Mastodon has reversed its stance on full-text search, making it generally available in recent releases (though I think it still requires ElasticSearch, which smaller servers and self-hosters may not want to fuss with).

Someone, say Google, will index them thus make them discoverable?
I don't know either tbh. Discoverability in federated services is indeed their Achilles heel and I don't know nearly enough to suggest a solution to that.
We had that, when feeds and pingbacks were a thing. But the masses don't want to self-host, nor do they want to learn about web stuff. Hence Facebook.
Well you can selfhost if you feel like it in such situation, otherwise you can rely on the good will of good folks to do the tough job for you :)
You can kinda get that from microblog.pub. It federates via ActivityPub and is a single-user customizable micro&macro blog. https://docs.microblog.pub/user_guide.html#customization
yeah but apparently its single-user only
Discovery is the adversarial point which breaks so many idealistic systems.

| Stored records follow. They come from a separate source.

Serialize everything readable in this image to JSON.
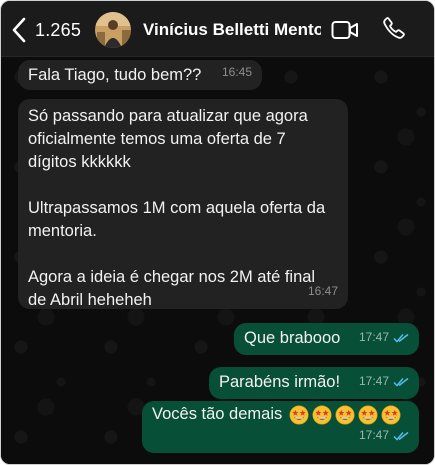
{
  "header": {
    "back_count": "1.265",
    "contact_name": "Vinícius Belletti Mento...",
    "icons": [
      "chevron-left-icon",
      "video-call-icon",
      "phone-icon"
    ]
  },
  "messages": [
    {
      "direction": "incoming",
      "text": "Fala Tiago, tudo bem??",
      "time": "16:45"
    },
    {
      "direction": "incoming",
      "text": "Só passando para atualizar que agora\noficialmente temos uma oferta de 7\ndígitos kkkkkk\n\nUltrapassamos 1M com aquela oferta da\nmentoria.\n\nAgora a ideia é chegar nos 2M até final\nde Abril heheheh",
      "time": "16:47"
    },
    {
      "direction": "outgoing",
      "text": "Que brabooo",
      "time": "17:47",
      "status": "read"
    },
    {
      "direction": "outgoing",
      "text": "Parabéns irmão!",
      "time": "17:47",
      "status": "read"
    },
    {
      "direction": "outgoing",
      "text": "Vocês tão demais",
      "emoji": "star-struck",
      "emoji_count": 5,
      "time": "17:47",
      "status": "read"
    }
  ],
  "colors": {
    "header_bg": "#1b1b1b",
    "chat_bg": "#0c0c0c",
    "incoming_bubble": "#222222",
    "outgoing_bubble": "#074f37",
    "read_ticks": "#53bdeb"
  }
}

The ability to get discovered is worth real money, from outside the system. So as soon as there's a discovery mechanism with a substantial real audience, effort will be devoted to "hacking" it.
Isn't that just "web pages crawled by a search engine?"

I think the technology you're looking for is the World Wide web.

Sadly not federated, but Spacehey[1] exists! And it's actually quite popular among certain groups of people (the people that were there in the early-mid 00s that want to relive that world, and the younger group that want to live it for the first time). It's pretty cool.